La délégation de service public peut être démocratiquement contrôlée par les usagers.
L’architecture parallélépipédique des années soixante se prête probablement bien à une isolation par l’extérieur.
L’importance du parc immobilier de la Municipalité, de l’OPH et de la Sémivit permet aux acteurs publics d’être moteurs dans un programme coordonné de mise aux normes. Déjà, une école a été totalement rénovée.

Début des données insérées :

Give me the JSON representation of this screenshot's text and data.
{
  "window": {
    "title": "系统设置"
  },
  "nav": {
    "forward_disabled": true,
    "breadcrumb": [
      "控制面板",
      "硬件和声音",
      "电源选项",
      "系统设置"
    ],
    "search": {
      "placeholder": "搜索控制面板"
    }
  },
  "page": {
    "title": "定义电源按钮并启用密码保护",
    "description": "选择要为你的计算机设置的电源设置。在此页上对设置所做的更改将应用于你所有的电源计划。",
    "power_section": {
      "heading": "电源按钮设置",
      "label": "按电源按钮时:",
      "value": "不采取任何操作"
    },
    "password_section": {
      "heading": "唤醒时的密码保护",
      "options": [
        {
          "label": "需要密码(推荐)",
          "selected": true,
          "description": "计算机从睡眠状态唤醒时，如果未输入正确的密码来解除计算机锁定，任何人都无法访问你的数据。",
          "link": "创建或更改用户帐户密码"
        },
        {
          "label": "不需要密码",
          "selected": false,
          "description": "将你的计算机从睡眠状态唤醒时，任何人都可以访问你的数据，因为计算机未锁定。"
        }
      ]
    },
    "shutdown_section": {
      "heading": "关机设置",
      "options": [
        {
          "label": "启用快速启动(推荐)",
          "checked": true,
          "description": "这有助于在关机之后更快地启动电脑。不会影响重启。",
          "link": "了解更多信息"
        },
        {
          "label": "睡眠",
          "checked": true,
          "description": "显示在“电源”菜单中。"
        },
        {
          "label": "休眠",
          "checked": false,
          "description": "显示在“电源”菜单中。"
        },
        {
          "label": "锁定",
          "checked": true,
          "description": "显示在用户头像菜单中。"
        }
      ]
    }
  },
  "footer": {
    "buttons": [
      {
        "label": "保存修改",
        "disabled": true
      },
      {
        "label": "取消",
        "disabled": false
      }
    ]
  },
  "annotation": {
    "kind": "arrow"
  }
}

Objectifs et actions à entreprendre :
Les immeubles arrivant à l’âge où ils ont besoin d’être ravalés, il convient de les améliorer ( usine de chauffage urbain comprise) dans le cadre d’un plan à l’échelle du quartier. Plan qui serait élaboré avec les habitants, après un travail d’information, de réflexion et de concertation.

Difficultés à surmonter :
Les assemblées générales de copropriétaires ont des habitudes d’indépendance tandis que les élus et les professionnels sont réticents à travailler avec les habitants. Il y a des formes nouvelles de démocratie participative à inventer. En outre, des aides seront nécessaires pour aider les copropriétés déjà étranglées par des charges élevées.

Moyens à mobiliser :
Pour agir dans un délai raisonnable, et obtenir un résultat satisfaisant, il faut que la campagne qui s’engagera au nom du plan climat soit coordonnée par une instance crédible et forte. Tours Plus pourrait y avoir sa place aux côtés de la Municipalité de Tours.

Célia

Bonjour,
Je suis maman de deux enfants (2 mois et 16 mois) et suis par conséquent une grande consommatrice de couches jetables (environs 12 par jour).
J’ai lu récemment une documentation de Touraine Propre qui précisait que les langes lavables apportaient un confort et un bien être pour les bébés. J’ai tout de même le sentiment d’une réelle régression quant à la condition féminine. Certes, il est temps de s’interroger sur le devenir de notre planète mais sans doute pas au détriment de l’épanouissement que les femmes ont enfin acquit.

Jean-Frédéric

Bonjour à tous,
L’urgence climatique est réelle.
Les grandes campagnes médiatiques pour relativiser cet état d’urgence sont toutefois un risque pour la nature des décisions politiques qui seront prises.
Nous risquons en effet de limiter les actions à une liste de quelques mesures sectorielles qui resteront sans grands effets sur le devenir réel du Climat.
Aussi, ne faut-il pas systématiquement distinguer dans un plan climat deux ordres de grandeur :
Un premier plan avec un train de décisions rapidement applicables (dont un calendrier de contraintes).
Une feuille de route pluri-annuelle posant les bases d’une véritable métamorphose sociétale de l’ensemble de nos usages (déplacements, habitat, production, distribution...).